In August, Congress passed a bill extending the Federal Aviation Administration’s authorities through September 16, putting an end to a 13-day FAA shutdown that resulted when the original extension wasn’t passed on time. Bill advocates call this latest agreement a victory for the U.S. economy and furloughed aviation employees alike.
Senate Majority Leader Harry Reid falls into this category, although he warns that the solution is only temporary. “I am pleased to announce that we have been able to broker a bipartisan compromise between the House and the Senate to put 74,000 transportation and construction workers back to work,” he said in a statement before the bill was even on President Obama’s desk. “This agreement does not resolve the important differences that still remain. But I believe we should keep Americans working while Congress settles its differences, and this agreement will do exactly that.”
Soon after the extension passed into law, politicians began talking about implementing a long-term solution and not simply passing another extension when the current one elapses in mid-September.
“At a time when job creation must be our top priority, it is imperative that we stop playing politics and work together to find long-term solutions,” U.S. Senator Jeanne Shaheen (D-NH) said in mid-August while visiting an airport in New Hampshire. “Without a long-term authorization, the FAA can’t plan effectively for major renovation projects or a badly needed overhaul of our air-traffic control system.”
The FAA lost its authorities on July 22 after Congress failed to pass H.R. 2553, a bill that would have extended taxes on fuel, airline tickets and airfreight until September 17. In addition to furloughing 4,000 FAA employees and 70,000 construction workers, Congress’ inaction delayed multimillion-dollar initiatives to modernize air traffic control towers at airports nationwide. And the FAA shutdown cost the government nearly $30 million a day.
Although Congress had already extended the FAA bill 20 times, a bipartisan dispute prevented history from repeating itself. The issue surrounded whether rural airport subsidies should be cut and if the unionization of airline workers should be encumbered.
Obama applauded the Senate for putting an end to the infighting and looking at the vast implications of the bill. “I’m pleased that leaders in Congress are working together to break the impasse involving the FAA so that tens of thousands of construction workers and others can go back to work,” he said in a statement during the debate. “We can’t afford to let politics in Washington hamper our recovery.”
When the shutdown was finally over, FAA contractors resumed their renovations of air traffic control towers at Las Vegas-based McCarran International Airport; LaGuardia Airport; Gulfport, Miss.-based Gulfport-Biloxi International Airport; Kalamazoo, Mich.-based Battle Creek International Airport and California-based Palm Springs International Airport, among others.
The shutdown had also increased the possibility that San Francisco International Airport, Houston Bush Intercontinental, Chicago O’Hare International, Newark Liberty International Airport and Huntsville International Airport in Alabama would miss the September 1 deadline for servicing Boeing 747-8 freighters.

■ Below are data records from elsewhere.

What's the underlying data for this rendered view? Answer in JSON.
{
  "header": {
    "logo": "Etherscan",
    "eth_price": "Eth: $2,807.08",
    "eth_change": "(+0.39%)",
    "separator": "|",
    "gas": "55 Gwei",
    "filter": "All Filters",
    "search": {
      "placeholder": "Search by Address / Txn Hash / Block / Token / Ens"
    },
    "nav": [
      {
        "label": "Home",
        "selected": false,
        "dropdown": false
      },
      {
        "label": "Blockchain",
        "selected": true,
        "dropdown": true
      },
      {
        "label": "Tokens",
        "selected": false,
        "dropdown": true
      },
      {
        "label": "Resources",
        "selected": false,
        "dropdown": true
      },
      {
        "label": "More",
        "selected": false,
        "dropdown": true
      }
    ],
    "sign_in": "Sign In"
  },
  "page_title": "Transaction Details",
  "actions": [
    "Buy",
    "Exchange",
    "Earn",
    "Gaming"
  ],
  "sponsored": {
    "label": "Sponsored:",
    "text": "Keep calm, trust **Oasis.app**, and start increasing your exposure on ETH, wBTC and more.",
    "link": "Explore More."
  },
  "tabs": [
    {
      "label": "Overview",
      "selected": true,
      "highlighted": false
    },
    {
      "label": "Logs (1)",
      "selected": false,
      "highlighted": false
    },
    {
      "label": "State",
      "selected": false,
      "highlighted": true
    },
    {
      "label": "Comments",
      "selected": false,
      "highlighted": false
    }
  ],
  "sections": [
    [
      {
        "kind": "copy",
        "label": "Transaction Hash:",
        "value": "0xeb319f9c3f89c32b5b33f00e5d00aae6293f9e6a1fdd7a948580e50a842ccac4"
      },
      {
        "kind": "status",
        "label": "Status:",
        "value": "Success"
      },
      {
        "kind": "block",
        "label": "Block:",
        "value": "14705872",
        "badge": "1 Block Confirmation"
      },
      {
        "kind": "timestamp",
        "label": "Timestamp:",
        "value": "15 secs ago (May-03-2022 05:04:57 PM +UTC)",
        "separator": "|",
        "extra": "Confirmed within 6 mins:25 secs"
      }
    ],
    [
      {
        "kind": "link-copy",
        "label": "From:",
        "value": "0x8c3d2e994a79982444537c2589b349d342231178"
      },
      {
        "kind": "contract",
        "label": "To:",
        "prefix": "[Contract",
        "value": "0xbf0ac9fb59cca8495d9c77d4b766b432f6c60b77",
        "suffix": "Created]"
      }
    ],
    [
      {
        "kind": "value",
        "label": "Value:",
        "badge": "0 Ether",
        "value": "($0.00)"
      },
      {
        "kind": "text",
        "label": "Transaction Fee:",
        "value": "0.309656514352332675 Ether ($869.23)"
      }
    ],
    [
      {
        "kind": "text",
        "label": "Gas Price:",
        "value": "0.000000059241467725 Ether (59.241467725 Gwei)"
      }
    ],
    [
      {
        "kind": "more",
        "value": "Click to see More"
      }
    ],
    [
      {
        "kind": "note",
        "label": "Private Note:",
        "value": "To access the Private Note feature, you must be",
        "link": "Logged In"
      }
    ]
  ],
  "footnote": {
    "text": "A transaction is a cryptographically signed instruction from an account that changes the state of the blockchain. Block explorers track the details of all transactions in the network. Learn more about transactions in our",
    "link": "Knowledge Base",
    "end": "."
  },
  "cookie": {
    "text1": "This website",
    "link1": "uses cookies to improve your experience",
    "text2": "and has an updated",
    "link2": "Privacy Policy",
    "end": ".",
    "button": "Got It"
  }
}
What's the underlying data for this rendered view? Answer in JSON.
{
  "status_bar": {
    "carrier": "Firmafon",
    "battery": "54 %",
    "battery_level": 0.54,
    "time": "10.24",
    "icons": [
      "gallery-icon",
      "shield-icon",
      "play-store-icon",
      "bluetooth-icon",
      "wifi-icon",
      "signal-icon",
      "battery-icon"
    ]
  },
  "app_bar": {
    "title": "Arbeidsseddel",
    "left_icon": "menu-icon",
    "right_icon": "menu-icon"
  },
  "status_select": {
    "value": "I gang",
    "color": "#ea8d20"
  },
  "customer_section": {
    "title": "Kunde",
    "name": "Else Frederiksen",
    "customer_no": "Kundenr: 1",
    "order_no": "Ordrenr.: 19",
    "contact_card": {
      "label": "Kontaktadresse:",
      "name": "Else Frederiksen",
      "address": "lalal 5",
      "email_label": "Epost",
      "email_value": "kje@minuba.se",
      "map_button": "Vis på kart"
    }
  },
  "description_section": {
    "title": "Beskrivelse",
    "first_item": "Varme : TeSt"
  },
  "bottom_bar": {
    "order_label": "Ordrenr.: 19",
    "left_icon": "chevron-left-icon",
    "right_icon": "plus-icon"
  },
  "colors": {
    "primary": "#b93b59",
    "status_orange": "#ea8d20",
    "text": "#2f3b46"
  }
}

To U.S. Rep Chaka Fattah, the end of the FAA shutdown signaled good news for the aviation sector and the U.S. economy as a whole. “The FAA is back in business, and 74,000 American workers are back on the job,” he said in a statement. “Work remains to be done to resolve the underlying issues. [The] temporary resolution of the FAA shutdown is a small but positive step for our economy and for our nation’s vital infrastructure.”